Sorti en 2022 après des années d’attente, ce reboot de la saga culte des années 2000 s’est transformé en désastre critique et commercial : **6,1 millions de dollars de recettes mondiales**, un **0% sur Rotten Tomatoes**, et des fans ulcérés. Entre un Creeper privé de sa terreur légendaire, des **effets spéciaux dignes d’un téléfilm des années 90**, et un **scénario aussi prévisible qu’un épisode de série Z**, le film de Timo Vuorensola a non seulement trahi l’esprit de la franchise, mais aussi prouvé qu’une **bonne idée originale** ne suffit pas à sauver un projet mal exécuté. Pourtant, derrière ce fiasco se cache une question intrigante : comment une licence aussi forte a-t-elle pu produire un résultat aussi **désastreusement raté** ?A retenir :
- 0% sur Rotten Tomatoes et 6,1M$ de recettes : l’un des pires scores pour un film d’horreur moderne, malgré un héritage culte.
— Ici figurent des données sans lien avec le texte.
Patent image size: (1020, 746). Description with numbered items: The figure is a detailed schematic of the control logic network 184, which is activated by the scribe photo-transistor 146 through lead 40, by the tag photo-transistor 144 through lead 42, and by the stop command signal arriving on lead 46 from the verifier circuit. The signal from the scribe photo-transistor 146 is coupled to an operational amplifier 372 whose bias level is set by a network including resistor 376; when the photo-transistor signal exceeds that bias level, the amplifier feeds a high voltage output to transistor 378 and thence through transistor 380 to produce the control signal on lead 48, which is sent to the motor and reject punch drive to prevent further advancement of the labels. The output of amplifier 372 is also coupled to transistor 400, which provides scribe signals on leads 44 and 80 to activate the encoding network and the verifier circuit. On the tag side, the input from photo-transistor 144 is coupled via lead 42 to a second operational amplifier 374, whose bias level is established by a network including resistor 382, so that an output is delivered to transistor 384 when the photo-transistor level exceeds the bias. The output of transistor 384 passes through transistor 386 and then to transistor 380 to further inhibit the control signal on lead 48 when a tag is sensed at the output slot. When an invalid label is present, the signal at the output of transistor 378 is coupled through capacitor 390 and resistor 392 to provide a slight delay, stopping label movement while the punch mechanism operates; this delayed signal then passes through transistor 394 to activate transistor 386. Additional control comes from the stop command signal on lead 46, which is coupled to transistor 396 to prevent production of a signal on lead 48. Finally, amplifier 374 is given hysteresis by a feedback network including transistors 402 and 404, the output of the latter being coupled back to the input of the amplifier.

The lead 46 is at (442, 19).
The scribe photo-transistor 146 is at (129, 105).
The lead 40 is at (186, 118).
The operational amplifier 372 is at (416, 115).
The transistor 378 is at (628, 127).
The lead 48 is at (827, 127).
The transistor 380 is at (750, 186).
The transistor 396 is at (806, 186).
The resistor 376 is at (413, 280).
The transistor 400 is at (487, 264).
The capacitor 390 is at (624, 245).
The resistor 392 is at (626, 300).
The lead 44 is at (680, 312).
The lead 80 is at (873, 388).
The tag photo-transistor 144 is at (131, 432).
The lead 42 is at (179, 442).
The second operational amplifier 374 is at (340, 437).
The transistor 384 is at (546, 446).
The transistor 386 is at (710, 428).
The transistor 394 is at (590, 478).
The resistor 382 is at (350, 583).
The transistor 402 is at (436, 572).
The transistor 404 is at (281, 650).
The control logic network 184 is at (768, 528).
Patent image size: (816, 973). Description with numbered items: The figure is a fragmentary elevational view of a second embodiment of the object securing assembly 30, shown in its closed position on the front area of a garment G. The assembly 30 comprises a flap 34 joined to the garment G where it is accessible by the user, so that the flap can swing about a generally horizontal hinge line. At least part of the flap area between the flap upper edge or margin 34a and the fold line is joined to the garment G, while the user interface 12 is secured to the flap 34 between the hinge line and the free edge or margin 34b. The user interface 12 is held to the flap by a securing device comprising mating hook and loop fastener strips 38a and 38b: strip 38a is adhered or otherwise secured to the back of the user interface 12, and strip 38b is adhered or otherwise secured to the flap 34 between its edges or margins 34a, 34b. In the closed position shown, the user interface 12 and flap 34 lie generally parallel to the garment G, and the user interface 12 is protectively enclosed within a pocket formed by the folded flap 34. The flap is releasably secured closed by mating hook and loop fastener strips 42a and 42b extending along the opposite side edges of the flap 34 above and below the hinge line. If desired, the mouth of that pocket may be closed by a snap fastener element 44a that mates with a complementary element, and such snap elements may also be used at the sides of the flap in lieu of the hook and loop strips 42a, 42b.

- Le Creeper, monstre iconique, réduit à un design **cheap** et des effets numériques **datés**, sans la moindre once de la terreur des originaux.
- Un **scénario décousu** qui recycle les clichés du genre sans jamais créer de tension, avec des personnages **sans épaisseur** et des dialogues **ridicules**.
- Des **acteurs en pilotage automatique**, y compris Sydney Craven, incapable de sauver un film où même les vétérans comme Peter Brooke semblent perdus.
- Une **ambiance rurale** qui tombe à plat, loin de l’Amérique angoissante des premiers films, avec une **bande-son générique** remplaçant la mythique chanson.
- Comparaison cruelle : des films low-cost comme The Ritual (Netflix) prouvent qu’avec **10 fois moins de budget**, on peut faire 100 fois plus peur.
- Un **gaspillage** pour les fans, qui attendaient un retour aux sources, et se retrouvent avec un **film oubliable** en moins de 24h.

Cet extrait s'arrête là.